At the Press Club in Delhi, you can smell an outsider from a mile away. Everyone nods at everyone. The waiters know your name. You can’t fake familiarity in front of the country’s most seasoned scribes. Josy Joseph should know, he has been an investigative journalist in the Capital for close to 25 years now. 

“In a way, it’s kind of cut-throat. Unless you are good at your job, no one really bothers acknowledging you here,” says Joseph as he signals the head waiter of the restaurant to bring the bill. 

Today, Joseph is being acknowledged all right. All eyes in the room are on the man being sued by the country’s largest private airline for Rs 1,000 crore. Joseph, who wrote about the alleged links between gangster Dawood Ibrahim and the airline company in  his book  A Feast of Vultures (Harper Collins) earlier this year, is facing a defamation suit filed by Jet Airways and its founder-chairman Naresh Goyal.

“I was expecting this. But still when I first heard of the amount, I felt a little disoriented. But I can’t worry for long. It’s not in my nature. Moreover, I must have collected thousands of pages of documents in the course of my research over the last decade,” says Joseph. 

Joseph’s  phone hasn’t stopped ringing since the news of the Rs 1000 crore suit was announced on Wednesday. “A lot of important people have said that they will support me,” he says. 

b’Josy Joseph claims he is not new to such covert threats/ Pic Credit: Premankur Biswasxc2xa0′

Yet, there is one phone call he has been waiting months for, but still hasn’t received.  

“I find it very surprising that no one from the government has called me yet. In my book I talk about the HDW defence scam of 1987. CBI closed the case because of lack of evidence. I also mention how former Army chief General S.F. Rodrigues, who later became the governor of Punjab, did direct business with notorious arms dealer Sudhir Chowdhrie. Doesn’t the government care about all this?” he asks. 

Clearly, Joseph is prepared for backlash. “When I decided to write this book in 2009, I knew I wanted to talk about stories that are held back because they involve important people. Which is why I didn’t show the book to anyone before I completed it. I didn’t want my publishers to tell me that I can’t talk about certain powerful people. Had I not got any publisher, I would have self-published the book,” says Joseph. 

Which is probably why A Feast Of Vultures reads more like a reportage than a novel. “I didn’t want the book to be a dry academic account of things. I have spent close to ten years investigating all this. For example, when I talk about the mining industry and Vedanta, I visited Patna, the hometown of its owner Anil Agarwal. I wanted to find out more about the place, the essence of it,” says Joseph. 
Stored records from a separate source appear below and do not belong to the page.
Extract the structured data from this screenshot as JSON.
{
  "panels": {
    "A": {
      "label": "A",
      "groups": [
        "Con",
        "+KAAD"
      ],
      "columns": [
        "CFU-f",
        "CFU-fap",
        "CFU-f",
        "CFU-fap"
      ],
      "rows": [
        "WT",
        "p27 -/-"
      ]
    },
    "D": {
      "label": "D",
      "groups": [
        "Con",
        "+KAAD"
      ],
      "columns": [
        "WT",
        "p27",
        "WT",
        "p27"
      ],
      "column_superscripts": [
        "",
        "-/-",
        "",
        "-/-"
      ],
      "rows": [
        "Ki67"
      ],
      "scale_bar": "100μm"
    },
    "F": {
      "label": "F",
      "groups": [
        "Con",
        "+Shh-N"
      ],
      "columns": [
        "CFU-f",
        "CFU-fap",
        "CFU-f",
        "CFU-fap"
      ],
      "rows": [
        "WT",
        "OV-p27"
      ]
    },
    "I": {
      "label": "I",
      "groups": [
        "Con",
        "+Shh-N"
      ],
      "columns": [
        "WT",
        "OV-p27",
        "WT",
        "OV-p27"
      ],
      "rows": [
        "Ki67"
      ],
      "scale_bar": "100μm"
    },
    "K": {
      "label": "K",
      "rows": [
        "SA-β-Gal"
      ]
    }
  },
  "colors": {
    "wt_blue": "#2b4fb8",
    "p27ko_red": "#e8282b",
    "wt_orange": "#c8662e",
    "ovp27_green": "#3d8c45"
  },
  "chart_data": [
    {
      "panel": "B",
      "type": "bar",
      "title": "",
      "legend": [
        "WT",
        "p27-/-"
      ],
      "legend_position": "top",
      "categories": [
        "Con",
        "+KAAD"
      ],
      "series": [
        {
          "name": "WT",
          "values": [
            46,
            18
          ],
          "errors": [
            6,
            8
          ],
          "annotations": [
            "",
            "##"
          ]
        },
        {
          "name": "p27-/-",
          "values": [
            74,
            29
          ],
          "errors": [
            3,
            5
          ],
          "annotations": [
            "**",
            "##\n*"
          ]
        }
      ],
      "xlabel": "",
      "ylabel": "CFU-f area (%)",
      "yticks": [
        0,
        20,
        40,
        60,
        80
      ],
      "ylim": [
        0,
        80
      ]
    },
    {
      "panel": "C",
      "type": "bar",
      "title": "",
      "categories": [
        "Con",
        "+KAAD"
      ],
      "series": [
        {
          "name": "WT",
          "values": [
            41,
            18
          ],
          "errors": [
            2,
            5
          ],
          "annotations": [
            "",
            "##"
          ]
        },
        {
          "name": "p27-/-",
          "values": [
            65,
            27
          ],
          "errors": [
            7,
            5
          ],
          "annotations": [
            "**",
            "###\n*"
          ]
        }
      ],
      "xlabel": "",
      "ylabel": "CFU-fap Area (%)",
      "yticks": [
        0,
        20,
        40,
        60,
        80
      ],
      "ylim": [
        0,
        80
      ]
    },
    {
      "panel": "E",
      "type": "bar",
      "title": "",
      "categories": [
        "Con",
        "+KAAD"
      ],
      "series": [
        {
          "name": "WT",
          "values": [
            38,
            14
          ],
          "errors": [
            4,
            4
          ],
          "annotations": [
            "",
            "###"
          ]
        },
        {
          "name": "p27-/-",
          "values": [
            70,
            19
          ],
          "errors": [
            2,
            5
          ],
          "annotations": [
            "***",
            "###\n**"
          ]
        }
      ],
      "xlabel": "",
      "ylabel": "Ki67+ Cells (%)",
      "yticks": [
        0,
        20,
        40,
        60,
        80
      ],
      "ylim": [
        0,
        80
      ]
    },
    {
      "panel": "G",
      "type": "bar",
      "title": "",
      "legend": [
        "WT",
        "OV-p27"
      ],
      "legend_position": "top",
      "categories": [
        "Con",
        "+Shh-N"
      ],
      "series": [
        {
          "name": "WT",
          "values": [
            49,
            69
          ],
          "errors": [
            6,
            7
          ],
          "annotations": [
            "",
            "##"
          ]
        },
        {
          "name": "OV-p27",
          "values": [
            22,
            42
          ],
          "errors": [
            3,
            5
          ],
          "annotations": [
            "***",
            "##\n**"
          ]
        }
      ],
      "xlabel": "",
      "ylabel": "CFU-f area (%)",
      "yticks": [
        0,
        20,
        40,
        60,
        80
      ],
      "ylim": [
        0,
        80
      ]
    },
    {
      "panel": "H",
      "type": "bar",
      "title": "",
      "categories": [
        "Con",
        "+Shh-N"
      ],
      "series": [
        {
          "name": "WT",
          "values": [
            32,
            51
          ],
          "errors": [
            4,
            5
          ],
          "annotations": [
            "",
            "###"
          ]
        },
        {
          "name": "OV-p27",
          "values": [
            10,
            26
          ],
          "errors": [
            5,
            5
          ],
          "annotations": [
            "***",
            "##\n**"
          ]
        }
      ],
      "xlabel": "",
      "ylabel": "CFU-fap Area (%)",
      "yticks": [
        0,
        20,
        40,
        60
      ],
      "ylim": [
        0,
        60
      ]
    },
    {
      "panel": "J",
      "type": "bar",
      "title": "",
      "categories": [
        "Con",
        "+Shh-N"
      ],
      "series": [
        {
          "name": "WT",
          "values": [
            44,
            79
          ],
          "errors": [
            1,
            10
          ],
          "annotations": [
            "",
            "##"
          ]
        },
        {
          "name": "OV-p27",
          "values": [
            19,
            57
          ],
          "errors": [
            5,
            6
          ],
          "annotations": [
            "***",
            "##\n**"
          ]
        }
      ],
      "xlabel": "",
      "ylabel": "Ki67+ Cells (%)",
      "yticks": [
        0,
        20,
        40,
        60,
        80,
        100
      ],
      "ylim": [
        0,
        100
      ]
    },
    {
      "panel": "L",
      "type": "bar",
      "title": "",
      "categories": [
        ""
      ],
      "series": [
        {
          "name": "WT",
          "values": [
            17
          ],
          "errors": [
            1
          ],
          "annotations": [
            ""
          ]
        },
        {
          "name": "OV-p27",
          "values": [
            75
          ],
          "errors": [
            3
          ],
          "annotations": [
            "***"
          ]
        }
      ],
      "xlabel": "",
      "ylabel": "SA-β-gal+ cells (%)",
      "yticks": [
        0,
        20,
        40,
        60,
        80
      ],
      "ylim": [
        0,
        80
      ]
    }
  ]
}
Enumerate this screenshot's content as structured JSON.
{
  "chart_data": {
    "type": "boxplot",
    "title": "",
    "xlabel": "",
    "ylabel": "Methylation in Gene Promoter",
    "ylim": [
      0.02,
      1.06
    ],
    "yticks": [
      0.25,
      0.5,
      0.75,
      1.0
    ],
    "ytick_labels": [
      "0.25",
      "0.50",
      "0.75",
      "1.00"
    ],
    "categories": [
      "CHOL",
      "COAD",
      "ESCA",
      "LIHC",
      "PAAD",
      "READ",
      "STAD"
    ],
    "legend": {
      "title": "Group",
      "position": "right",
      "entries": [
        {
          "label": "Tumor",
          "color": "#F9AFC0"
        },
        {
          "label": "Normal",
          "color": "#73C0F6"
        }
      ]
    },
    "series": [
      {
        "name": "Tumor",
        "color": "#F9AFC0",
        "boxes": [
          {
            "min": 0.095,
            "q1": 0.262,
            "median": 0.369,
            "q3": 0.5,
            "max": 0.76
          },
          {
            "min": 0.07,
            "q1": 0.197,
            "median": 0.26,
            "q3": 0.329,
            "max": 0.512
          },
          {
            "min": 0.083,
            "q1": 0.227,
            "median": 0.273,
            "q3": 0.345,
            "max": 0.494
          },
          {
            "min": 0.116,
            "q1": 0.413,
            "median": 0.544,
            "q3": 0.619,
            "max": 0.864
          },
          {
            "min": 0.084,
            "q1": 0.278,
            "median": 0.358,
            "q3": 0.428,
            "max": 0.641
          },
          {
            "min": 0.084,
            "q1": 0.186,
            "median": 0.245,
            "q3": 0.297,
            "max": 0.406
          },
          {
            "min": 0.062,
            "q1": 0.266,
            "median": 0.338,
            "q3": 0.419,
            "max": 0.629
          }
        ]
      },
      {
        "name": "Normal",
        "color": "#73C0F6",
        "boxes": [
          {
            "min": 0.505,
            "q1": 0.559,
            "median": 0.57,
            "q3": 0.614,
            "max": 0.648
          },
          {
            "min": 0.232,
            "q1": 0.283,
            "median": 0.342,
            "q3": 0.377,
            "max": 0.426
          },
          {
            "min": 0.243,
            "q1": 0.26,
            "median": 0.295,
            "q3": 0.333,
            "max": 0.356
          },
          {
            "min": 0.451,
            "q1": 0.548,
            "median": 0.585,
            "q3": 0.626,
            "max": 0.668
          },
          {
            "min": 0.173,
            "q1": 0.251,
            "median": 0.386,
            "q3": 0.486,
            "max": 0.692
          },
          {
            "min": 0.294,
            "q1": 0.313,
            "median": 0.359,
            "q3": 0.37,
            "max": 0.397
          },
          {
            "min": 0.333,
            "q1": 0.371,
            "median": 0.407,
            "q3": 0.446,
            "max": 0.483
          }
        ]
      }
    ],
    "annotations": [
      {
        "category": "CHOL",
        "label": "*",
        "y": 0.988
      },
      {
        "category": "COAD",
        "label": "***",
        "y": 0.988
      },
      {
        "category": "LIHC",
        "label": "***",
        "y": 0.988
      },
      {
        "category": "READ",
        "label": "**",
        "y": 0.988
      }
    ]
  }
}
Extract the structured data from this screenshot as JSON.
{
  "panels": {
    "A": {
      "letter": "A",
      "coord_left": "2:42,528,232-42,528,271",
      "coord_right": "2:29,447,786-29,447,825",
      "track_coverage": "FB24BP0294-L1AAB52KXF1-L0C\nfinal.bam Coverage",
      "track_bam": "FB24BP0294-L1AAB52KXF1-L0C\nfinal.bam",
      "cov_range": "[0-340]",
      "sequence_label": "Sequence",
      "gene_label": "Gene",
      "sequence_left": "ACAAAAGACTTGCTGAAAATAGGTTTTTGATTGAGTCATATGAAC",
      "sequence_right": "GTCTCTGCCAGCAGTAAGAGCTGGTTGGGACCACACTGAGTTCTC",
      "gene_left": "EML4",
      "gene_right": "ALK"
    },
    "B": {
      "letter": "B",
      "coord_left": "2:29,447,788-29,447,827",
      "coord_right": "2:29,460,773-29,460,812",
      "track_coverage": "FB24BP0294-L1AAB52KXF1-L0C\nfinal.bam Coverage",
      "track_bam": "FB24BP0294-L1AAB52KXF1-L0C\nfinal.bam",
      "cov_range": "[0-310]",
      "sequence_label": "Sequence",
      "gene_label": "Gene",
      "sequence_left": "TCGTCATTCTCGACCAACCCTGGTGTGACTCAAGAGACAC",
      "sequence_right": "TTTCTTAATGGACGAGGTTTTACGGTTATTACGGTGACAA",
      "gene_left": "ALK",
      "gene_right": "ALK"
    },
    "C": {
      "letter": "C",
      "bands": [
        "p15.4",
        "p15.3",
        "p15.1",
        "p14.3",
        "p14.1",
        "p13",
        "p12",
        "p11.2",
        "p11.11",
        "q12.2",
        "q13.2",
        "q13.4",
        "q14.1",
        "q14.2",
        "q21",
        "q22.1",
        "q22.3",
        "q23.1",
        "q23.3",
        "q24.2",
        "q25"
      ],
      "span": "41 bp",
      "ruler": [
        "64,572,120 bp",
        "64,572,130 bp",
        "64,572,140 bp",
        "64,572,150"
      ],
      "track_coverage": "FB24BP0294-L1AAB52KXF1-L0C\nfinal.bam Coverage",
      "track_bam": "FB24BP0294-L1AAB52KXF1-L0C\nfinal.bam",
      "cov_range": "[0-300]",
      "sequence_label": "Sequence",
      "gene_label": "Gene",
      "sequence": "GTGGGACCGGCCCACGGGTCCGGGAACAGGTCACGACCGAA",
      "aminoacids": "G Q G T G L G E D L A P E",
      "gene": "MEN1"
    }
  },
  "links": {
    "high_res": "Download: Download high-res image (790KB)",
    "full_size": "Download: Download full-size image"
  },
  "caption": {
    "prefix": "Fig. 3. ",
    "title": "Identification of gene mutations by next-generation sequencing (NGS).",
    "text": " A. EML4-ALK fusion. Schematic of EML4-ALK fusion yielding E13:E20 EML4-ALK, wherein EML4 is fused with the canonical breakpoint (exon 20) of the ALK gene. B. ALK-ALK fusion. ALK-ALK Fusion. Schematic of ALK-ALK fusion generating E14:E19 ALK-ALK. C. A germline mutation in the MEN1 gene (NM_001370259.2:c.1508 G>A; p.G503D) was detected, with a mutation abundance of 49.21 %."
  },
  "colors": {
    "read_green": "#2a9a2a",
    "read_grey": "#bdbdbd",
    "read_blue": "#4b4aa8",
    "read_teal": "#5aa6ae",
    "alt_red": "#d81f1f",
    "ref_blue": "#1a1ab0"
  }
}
Born to an orthodox family of Catholics in Cherthala in Kerala, Joseph completed his schooling from the prestigious Sainik School, Kazhakootam. “It’s probably because of my Christian guilt that I always try to set everything right. Let me recount an incident from school to elucidate that. During our school assembly, we were made to read speeches to improve our spoken English. It was during the Gulf war of the 1990s and I had written a scathing anti-USA speech condemning the attacks which got me almost expelled. My conscience wouldn’t let me rest. I had to do that,” says Joseph. 

His book has taken on some of the most powerful and influential people in the country, does he fear some kind of harm coming his or his family’s way? “Recently a Malayalam daily reviewed my book saying that it’s a miracle I am still alive. That scared my mother a lot. However, I personally believe that I have insulated myself  from harm in a perverse manner by putting it all out there. Now if something happens to me, fingers will be automatically pointed at my detractors,” he says. 

Has he considered the possibility of losing the Jet Airways and Naresh Goyal suit? “It’s a pity that things have come to a stage where a person like Naresh Goyal can feel emboldened enough to file a defamation suit. However, I have full faith in our country’s judiciary,” says Joseph.